Qs are quantities - how much of each type of basic energy is consumed by various users. Ps are the prices of raw energy inputs and, more importantly, the resulting cost of the energy services provided. We don't want energy for its own sake. We're interested in lighting and heating our homes and getting from place to place, and doing so at the lowest total cost. Unfortunately, in most cases costs such as pollution are unaccounted for in energy prices. In 2011, 28 percent of U.S. primary energy went for transportation, our second highest use after electric power production (40 percent). This data comes from the U.S. Energy Information Administration, whose web pages should be the starting point for anybody interested in these issues.

Transportation energy is 93 percent from petroleum. Why? Liquid fuels are the most "energy dense" (most energy per unit volume) forms of energy available, a very important feature when we have to carry our fuel with us. So if we want to reduce oil use, we must find an alternative fuel of comparable energy density.
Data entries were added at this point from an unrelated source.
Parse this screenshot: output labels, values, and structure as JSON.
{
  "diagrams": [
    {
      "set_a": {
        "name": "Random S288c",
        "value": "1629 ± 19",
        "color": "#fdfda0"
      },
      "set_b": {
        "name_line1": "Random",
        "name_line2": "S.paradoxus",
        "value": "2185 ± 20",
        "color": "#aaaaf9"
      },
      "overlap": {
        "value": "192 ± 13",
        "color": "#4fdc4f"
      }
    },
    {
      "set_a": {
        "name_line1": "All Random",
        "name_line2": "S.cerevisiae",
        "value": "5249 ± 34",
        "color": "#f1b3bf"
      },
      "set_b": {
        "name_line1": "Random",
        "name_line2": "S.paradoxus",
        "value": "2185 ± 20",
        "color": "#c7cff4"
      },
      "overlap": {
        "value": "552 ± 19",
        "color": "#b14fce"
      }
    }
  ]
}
Electric cars aren't in widespread use because batteries have a much lower energy density, which means an electric car can't go as far without refueling, and traveling is what we actually want.

Of the 40 percent of U.S. basic energy used for electricity, almost half came from coal, a number that had been declining since 2011 but is now rising again. Why so much coal, and why did its percentage fall and then rise? The main answer is price - the price of coal, which is too low because it does not include a component reflecting the damages done by burning coal, and the price of natural gas, coal's main competitor in the electricity sector. Natural gas prices fell significantly (85 percent) from June 2008 through January 2012, but have since risen to about twice the January 2012 level. As a result, utilities first switched a portion of electricity generation from coal to natural gas, but when gas prices started to increase again about a year ago, so did coal's share of electricity generation.
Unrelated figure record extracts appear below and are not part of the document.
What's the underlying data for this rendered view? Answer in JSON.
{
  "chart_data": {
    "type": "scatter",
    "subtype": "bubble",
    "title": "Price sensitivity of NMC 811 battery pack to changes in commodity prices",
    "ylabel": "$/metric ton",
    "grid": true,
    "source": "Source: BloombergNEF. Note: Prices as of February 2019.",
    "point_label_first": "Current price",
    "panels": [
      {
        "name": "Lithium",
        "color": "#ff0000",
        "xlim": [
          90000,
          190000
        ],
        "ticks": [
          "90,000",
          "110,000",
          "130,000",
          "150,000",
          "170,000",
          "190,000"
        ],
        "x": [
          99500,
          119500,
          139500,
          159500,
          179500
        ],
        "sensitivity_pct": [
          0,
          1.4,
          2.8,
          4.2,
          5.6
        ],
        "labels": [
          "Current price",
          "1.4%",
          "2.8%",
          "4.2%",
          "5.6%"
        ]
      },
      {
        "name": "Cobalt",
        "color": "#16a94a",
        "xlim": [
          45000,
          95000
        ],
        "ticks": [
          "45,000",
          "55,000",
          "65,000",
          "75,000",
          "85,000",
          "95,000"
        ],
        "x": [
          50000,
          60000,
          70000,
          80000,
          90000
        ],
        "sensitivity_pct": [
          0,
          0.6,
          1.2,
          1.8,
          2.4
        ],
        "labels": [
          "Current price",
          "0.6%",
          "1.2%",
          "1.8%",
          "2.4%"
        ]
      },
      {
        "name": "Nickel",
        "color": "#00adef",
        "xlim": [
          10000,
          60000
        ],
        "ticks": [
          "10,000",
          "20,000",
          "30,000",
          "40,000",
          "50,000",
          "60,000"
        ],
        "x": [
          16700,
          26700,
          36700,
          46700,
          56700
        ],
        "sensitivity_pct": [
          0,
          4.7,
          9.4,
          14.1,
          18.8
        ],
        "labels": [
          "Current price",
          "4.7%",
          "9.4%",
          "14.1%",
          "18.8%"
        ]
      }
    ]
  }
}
What about wind power? Although the fuel is effectively free, wind as well as solar power suffer from intermittency. We can't make the wind blow when we want electricity, but we can easily toss more coal into the boiler. Backup is needed, adding an additional cost to wind power.

Now we can see the strong relationship between the Qs and the Ps. Most people won't consider an electric car, even though its fuel costs per mile are relatively low (about one-fourth the cost of gasoline) because other costs are higher: electric cars are more expensive, and frequent refueling is costly in terms of time and convenience. And while it is easy to integrate small amounts of intermittent electricity sources into the grid, large amounts require major backup facilities, adding to the cost.
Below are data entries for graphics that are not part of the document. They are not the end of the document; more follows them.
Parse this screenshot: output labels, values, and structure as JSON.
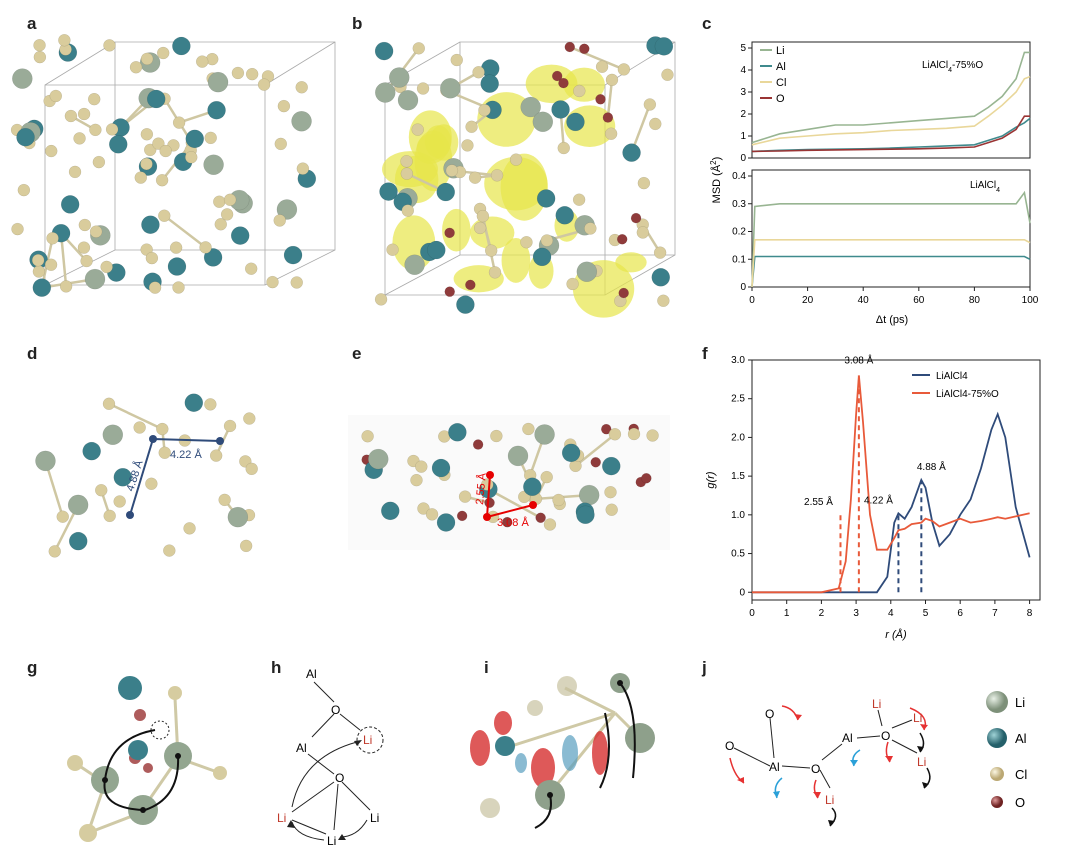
{
  "panel_labels": [
    "a",
    "b",
    "c",
    "d",
    "e",
    "f",
    "g",
    "h",
    "i",
    "j"
  ],
  "colors": {
    "Li": "#9aab98",
    "Al": "#3b7f8a",
    "Cl": "#d9cc9c",
    "O": "#8f3b3b",
    "isosurface": "#e7e54a",
    "line_blue": "#2f4b7a",
    "line_red": "#e85a3a",
    "msd_Li": "#98b592",
    "msd_Al": "#3f8a8d",
    "msd_Cl": "#e9d79a",
    "msd_O": "#9a3434",
    "arrow_red": "#e63232",
    "arrow_blue": "#2aa0d8"
  },
  "panel_c": {
    "top": {
      "annotation": "LiAlCl",
      "annotation_sub": "4",
      "annotation_tail": "-75%O",
      "legend": [
        "Li",
        "Al",
        "Cl",
        "O"
      ],
      "yticks": [
        "0",
        "1",
        "2",
        "3",
        "4",
        "5"
      ]
    },
    "bottom": {
      "annotation": "LiAlCl",
      "annotation_sub": "4",
      "yticks": [
        "0",
        "0.1",
        "0.2",
        "0.3",
        "0.4"
      ]
    },
    "xticks": [
      "0",
      "20",
      "40",
      "60",
      "80",
      "100"
    ],
    "ylabel": "MSD (Å",
    "ylabel_sup": "2",
    "ylabel_tail": ")",
    "xlabel": "Δt (ps)"
  },
  "chart_data": [
    {
      "type": "line",
      "panel": "c-top",
      "title": "LiAlCl4-75%O",
      "xlabel": "Δt (ps)",
      "ylabel": "MSD (Å2)",
      "xlim": [
        0,
        100
      ],
      "ylim": [
        0,
        5
      ],
      "x": [
        0,
        10,
        20,
        30,
        40,
        50,
        60,
        70,
        80,
        85,
        90,
        95,
        98,
        100
      ],
      "series": [
        {
          "name": "Li",
          "values": [
            0.7,
            1.1,
            1.3,
            1.5,
            1.5,
            1.6,
            1.7,
            1.8,
            1.9,
            2.3,
            2.8,
            3.6,
            4.8,
            4.8
          ]
        },
        {
          "name": "Al",
          "values": [
            0.3,
            0.35,
            0.38,
            0.4,
            0.42,
            0.45,
            0.5,
            0.55,
            0.6,
            0.8,
            1.0,
            1.4,
            1.6,
            1.8
          ]
        },
        {
          "name": "Cl",
          "values": [
            0.6,
            0.9,
            1.0,
            1.1,
            1.15,
            1.25,
            1.3,
            1.35,
            1.45,
            1.9,
            2.4,
            3.0,
            3.6,
            3.7
          ]
        },
        {
          "name": "O",
          "values": [
            0.3,
            0.32,
            0.35,
            0.37,
            0.38,
            0.4,
            0.42,
            0.45,
            0.5,
            0.7,
            0.9,
            1.3,
            1.9,
            1.9
          ]
        }
      ]
    },
    {
      "type": "line",
      "panel": "c-bottom",
      "title": "LiAlCl4",
      "xlabel": "Δt (ps)",
      "ylabel": "MSD (Å2)",
      "xlim": [
        0,
        100
      ],
      "ylim": [
        0,
        0.4
      ],
      "x": [
        0,
        1,
        10,
        20,
        40,
        60,
        80,
        95,
        98,
        100
      ],
      "series": [
        {
          "name": "Li",
          "values": [
            0.0,
            0.29,
            0.3,
            0.3,
            0.3,
            0.3,
            0.3,
            0.3,
            0.34,
            0.23
          ]
        },
        {
          "name": "Al",
          "values": [
            0.0,
            0.11,
            0.11,
            0.11,
            0.11,
            0.11,
            0.11,
            0.11,
            0.11,
            0.1
          ]
        },
        {
          "name": "Cl",
          "values": [
            0.0,
            0.17,
            0.17,
            0.17,
            0.17,
            0.17,
            0.17,
            0.17,
            0.17,
            0.16
          ]
        }
      ]
    },
    {
      "type": "line",
      "panel": "f",
      "xlabel": "r (Å)",
      "ylabel": "g(r)",
      "xlim": [
        0,
        8.3
      ],
      "ylim": [
        -0.1,
        3.0
      ],
      "x": [
        0,
        2.0,
        2.5,
        2.7,
        2.85,
        3.0,
        3.08,
        3.2,
        3.4,
        3.6,
        3.9,
        4.1,
        4.22,
        4.4,
        4.6,
        4.88,
        5.0,
        5.2,
        5.4,
        5.7,
        6.0,
        6.3,
        6.6,
        6.9,
        7.08,
        7.3,
        7.6,
        8.0
      ],
      "series": [
        {
          "name": "LiAlCl4",
          "values": [
            0,
            0,
            0,
            0,
            0,
            0,
            0,
            0,
            0,
            0,
            0.2,
            0.9,
            1.02,
            0.95,
            1.1,
            1.45,
            1.35,
            0.9,
            0.6,
            0.75,
            1.0,
            1.2,
            1.6,
            2.1,
            2.3,
            2.0,
            1.1,
            0.45
          ]
        },
        {
          "name": "LiAlCl4-75%O",
          "values": [
            0,
            0,
            0.05,
            0.4,
            1.2,
            2.3,
            2.8,
            2.2,
            1.0,
            0.55,
            0.55,
            0.7,
            0.8,
            0.82,
            0.88,
            0.9,
            0.95,
            0.92,
            0.85,
            0.9,
            0.95,
            0.9,
            0.92,
            0.95,
            0.97,
            0.95,
            0.98,
            1.02
          ]
        }
      ],
      "peak_labels": [
        "2.55 Å",
        "3.08 Å",
        "4.22 Å",
        "4.88 Å"
      ],
      "peak_positions": [
        2.55,
        3.08,
        4.22,
        4.88
      ],
      "xticks": [
        "0",
        "1",
        "2",
        "3",
        "4",
        "5",
        "6",
        "7",
        "8"
      ],
      "yticks": [
        "0",
        "0.5",
        "1.0",
        "1.5",
        "2.0",
        "2.5",
        "3.0"
      ],
      "legend": [
        "LiAlCl4",
        "LiAlCl4-75%O"
      ]
    }
  ],
  "panel_d": {
    "dist1": "4.88 Å",
    "dist2": "4.22 Å"
  },
  "panel_e": {
    "dist1": "2.55 Å",
    "dist2": "3.08 Å"
  },
  "panel_h": {
    "al_top": "Al",
    "o_top": "O",
    "al_mid": "Al",
    "li_circle": "Li",
    "o_mid": "O",
    "li_left": "Li",
    "li_right": "Li",
    "li_bottom": "Li"
  },
  "panel_j": {
    "o1": "O",
    "o2": "O",
    "al1": "Al",
    "o3": "O",
    "li1": "Li",
    "al2": "Al",
    "o4": "O",
    "li2": "Li",
    "li3": "Li",
    "li4": "Li",
    "li5": "Li"
  },
  "legend_atoms": [
    {
      "label": "Li"
    },
    {
      "label": "Al"
    },
    {
      "label": "Cl"
    },
    {
      "label": "O"
    }
  ]
}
How can we use prices to change the quantities? Most economists recommend including the pollution costs of fossil fuels in their prices, using taxes or cap-and-trade systems of controlling emissions. This causes a shift away from those fuels and toward renewables, and makes the associated energy services more expensive, leading buyers to reduce purchases of energy dependent goods and services. This is precisely what happened in the 1980s when overall U.S. energy efficiency doubled in response to the rapid price increases of the 1970s. Getting fossil fuel prices "right" will shift our energy systems away from those fuels and toward cleaner renewable sources. This is nothing more than asking users - you and me - to pay the full cost of what we want.



Phil Thompson is an assistant professor of economics at Western Washington University and a faculty member in WWU's Institute for Energy Studies.